Several of Will's men were darting confused glances in his direction. “I...didn't know you could speak,” Will said lamely, his mouth oddly dry. “That's new.”

“Perhaps not as clever as I thought,” the child-thing said, and its eyes flashed momentarily red. “No questions about who I am? About why I was in Prado? How I was in Prado?”

“Well...” Will said slowly, feeling somewhat ridiculous for having a conversation with a yaru. “Who are you, then? Why and how were you in Prado?”
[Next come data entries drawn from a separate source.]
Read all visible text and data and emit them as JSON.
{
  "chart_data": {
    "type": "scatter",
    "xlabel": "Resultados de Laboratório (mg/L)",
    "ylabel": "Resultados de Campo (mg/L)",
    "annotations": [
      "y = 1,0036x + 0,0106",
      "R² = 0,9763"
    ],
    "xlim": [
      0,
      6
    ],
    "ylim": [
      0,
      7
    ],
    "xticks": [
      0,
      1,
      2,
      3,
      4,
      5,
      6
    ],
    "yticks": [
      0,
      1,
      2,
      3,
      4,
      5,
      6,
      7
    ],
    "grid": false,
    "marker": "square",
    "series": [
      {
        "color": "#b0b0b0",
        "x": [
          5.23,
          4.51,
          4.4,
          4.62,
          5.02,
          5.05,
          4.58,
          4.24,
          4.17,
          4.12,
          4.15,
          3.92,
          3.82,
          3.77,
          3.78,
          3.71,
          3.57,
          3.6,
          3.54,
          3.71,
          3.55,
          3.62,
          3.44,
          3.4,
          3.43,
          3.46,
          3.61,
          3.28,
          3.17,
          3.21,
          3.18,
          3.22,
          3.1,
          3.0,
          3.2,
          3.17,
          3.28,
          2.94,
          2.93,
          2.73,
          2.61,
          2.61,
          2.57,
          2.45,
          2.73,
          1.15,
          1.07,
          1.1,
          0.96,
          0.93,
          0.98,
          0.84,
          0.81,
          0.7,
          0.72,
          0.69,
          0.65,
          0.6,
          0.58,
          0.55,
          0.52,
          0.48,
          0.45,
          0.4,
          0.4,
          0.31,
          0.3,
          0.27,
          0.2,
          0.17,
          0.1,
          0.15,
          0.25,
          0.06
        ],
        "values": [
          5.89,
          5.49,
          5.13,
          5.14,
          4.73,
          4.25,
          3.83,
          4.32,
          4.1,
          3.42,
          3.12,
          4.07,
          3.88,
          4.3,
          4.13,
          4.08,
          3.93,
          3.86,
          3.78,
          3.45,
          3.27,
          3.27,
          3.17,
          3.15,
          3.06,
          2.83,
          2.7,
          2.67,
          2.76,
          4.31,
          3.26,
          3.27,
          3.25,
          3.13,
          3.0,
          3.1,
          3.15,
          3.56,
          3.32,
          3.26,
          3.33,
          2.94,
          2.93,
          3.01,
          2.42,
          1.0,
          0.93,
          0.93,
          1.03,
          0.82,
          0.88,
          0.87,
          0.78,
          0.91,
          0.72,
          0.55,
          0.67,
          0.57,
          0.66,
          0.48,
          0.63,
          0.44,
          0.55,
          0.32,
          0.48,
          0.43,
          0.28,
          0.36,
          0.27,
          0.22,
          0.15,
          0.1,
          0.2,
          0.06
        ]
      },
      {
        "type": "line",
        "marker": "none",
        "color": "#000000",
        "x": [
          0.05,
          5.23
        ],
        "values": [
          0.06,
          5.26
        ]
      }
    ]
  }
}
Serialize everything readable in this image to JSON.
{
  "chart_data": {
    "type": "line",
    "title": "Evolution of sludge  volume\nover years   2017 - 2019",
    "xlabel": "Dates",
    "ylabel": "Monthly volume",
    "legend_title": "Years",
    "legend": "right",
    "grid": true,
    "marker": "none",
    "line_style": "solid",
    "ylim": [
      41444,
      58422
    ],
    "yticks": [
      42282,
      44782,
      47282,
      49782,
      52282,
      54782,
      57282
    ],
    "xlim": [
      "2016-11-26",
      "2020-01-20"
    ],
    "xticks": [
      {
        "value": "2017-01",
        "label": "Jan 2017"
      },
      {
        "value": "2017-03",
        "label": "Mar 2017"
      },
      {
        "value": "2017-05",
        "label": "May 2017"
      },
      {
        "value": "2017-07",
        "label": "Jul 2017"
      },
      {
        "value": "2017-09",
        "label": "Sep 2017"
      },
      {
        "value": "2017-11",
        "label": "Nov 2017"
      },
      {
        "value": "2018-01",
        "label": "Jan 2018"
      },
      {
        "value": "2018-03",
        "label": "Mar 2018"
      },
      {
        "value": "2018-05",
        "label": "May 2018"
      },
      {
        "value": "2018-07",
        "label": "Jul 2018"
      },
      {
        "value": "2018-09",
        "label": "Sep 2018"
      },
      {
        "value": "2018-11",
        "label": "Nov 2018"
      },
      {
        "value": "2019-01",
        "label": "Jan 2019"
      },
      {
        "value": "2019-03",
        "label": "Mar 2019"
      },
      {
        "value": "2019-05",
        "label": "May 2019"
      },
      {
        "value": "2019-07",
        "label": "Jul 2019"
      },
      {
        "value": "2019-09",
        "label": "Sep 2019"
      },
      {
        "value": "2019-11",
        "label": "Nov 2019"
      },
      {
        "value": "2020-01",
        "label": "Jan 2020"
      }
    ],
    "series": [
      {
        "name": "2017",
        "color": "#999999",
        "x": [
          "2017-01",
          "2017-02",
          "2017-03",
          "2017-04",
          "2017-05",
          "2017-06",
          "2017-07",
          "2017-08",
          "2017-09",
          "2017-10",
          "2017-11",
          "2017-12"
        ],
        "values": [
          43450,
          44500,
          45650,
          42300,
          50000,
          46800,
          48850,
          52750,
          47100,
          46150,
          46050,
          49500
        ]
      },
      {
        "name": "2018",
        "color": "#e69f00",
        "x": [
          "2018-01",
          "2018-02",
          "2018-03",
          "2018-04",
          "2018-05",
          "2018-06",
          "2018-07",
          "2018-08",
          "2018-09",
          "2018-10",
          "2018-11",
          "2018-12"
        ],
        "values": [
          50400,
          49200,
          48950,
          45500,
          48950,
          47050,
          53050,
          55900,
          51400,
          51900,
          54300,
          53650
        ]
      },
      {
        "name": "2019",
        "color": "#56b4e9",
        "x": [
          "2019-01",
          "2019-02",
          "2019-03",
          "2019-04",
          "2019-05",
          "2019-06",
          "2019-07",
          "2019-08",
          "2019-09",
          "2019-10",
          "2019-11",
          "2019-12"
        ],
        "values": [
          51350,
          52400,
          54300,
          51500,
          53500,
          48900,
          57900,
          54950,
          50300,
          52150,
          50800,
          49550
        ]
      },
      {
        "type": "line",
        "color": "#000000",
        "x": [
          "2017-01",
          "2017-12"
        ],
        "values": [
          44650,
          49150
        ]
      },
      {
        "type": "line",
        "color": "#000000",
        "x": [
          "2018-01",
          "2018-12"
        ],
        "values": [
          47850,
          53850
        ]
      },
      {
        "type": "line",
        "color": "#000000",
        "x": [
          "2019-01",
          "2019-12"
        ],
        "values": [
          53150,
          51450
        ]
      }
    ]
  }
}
The child stared at him impassively, saying nothing. “No,” it finally murmured, its voice so soft that Will had to strain to hear it. “No, perhaps I was wrong. You are nothing like Davin. Not yet. How fortunate of me to find you before
they
did.” Will opened his mouth to speak, but the boy was not finished. “No,” it whispered, its eyes flashing again, “I can see it in you, buried deep inside. And...something else. Different. You are him, but you are...not.” Something flickered across the boy's face, so quickly that it might never have been there at all. But Will had seen it so many times before that it was as unmistakable as the back of his own hand: fear. “Curious,” the boy murmured.

“Captain,” Sam whispered, “we should move—force our way out and—”

“That,” the child-thing interrupted, “would be most unwise.” He gestured expansively at the yaru that crouched anxiously around them. “They have not eaten for some time, and a chase would only anger them.”

“Then what do you want?” Will asked, his voice much harder than he felt. “If you're going to kill us, then be done with it. I'll not have this waiting around.”

“I am going to kill you,” the boy said, “but I wish first to speak. To understand.”

“To understand what?” Will growled.

The boy cocked its head as though curious, and for a moment did not respond. When it did, its voice carried the faintest flicker of emotion. What that emotion was, however, Will could not be sure. “You do not recognize me,” it said. “Nor do you recognize the name 'Davin'. This has never happened before. Even the sandwoman recalled feeling a brief moment of recognition when she met Davin for the first time.”